Cela peut sembler une énorme diversion au plus fort d’une guerre à grande échelle, sans parler d’un cauchemar logistique : organiser une élection présidentielle alors que les missiles russes frappent la capitale ukrainienne et que les assauts d’artillerie réduisent des villes entières en ruines.
Mais le président ukrainien Volodymyr Zelensky ne l’exclut pas. Son mandat de cinq ans se termine dans quelques mois, et sans la guerre, il se préparerait soit à démissionner, soit à faire campagne pour un second mandat.
Les analystes estiment que la possibilité d’un scrutin en temps de guerre est lointaine et, en vertu de la loi martiale, les élections en Ukraine sont suspendues. Pourtant, des rumeurs circulent au sein de la classe politique de Kiev selon lesquelles M. Zelensky pourrait briguer un nouveau mandat, ce qui aurait des implications considérables pour son gouvernement, la guerre et les opposants politiques, qui craignent qu'il ne s'assure un nouveau mandat dans un environnement où des élections compétitives sont nécessaires. mais impossible.
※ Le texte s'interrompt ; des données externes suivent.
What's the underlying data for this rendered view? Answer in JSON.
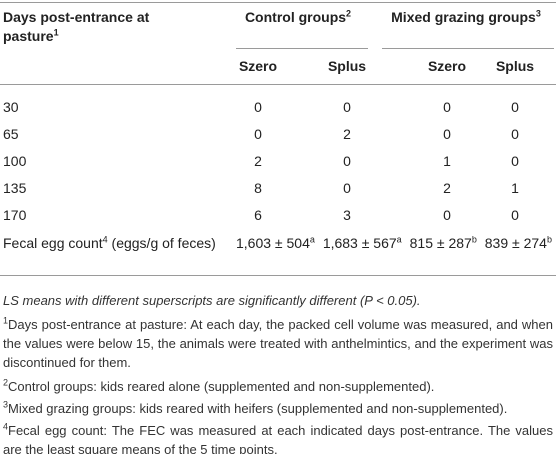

Le débat sur les élections s’inscrit dans un contexte de pression croissante exercée sur l’Ukraine pour qu’elle démontre aux donateurs occidentaux les références de l’Ukraine en matière de bonne gouvernance, vantées par M. Zelensky. Les opposants affirment qu’une élection unilatérale en temps de guerre pourrait affaiblir cet effort.
Une pétition s'opposant à des élections en temps de guerre a recueilli les signatures de 114 éminents militants de la société civile ukrainienne.
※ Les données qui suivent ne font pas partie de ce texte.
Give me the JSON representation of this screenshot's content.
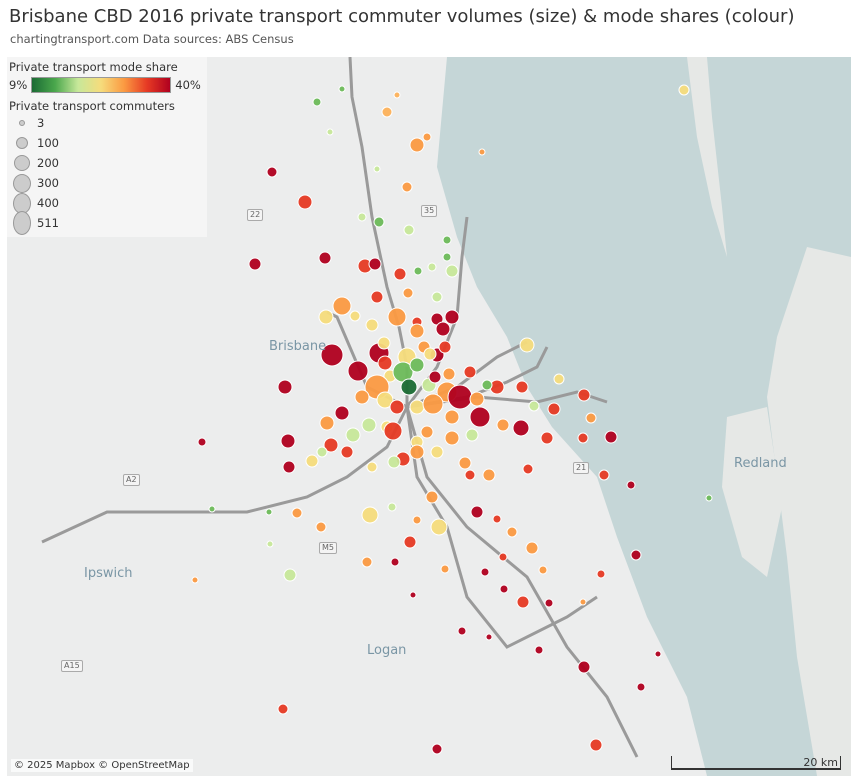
{
  "title": "Brisbane CBD 2016 private transport commuter volumes (size) & mode shares (colour)",
  "subtitle": "chartingtransport.com  Data sources: ABS Census",
  "legend": {
    "color_title": "Private transport mode share",
    "color_min": "9%",
    "color_max": "40%",
    "size_title": "Private transport commuters",
    "sizes": [
      "3",
      "100",
      "200",
      "300",
      "400",
      "511"
    ]
  },
  "places": [
    "Brisbane",
    "Redland",
    "Ipswich",
    "Logan"
  ],
  "roads": [
    "22",
    "A2",
    "M5",
    "21",
    "A15",
    "35"
  ],
  "credit": "© 2025 Mapbox © OpenStreetMap",
  "scale": "20 km",
  "colors": {
    "low": "#1b6b34",
    "mid": "#f6dc7c",
    "high": "#b0001f",
    "water": "#c5d6d7",
    "land": "#eceded"
  }
}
Un nouveau mandat électoral pourrait renforcer le pouvoir de M. Zelensky dans toute décision quant à son engagement dans un combat prolongé, ou l’isoler si d’éventuelles négociations de règlement avec la Russie entamaient sa popularité et nuisaient à ses chances de réélection ultérieure.
M. Zelensky s'est déclaré favorable aux élections, mais seulement si les observateurs internationaux peuvent les certifier comme libres, équitables et inclusives, et il a souligné les multiples obstacles à la tenue d'un vote. Les opposants politiques ont été plus caté...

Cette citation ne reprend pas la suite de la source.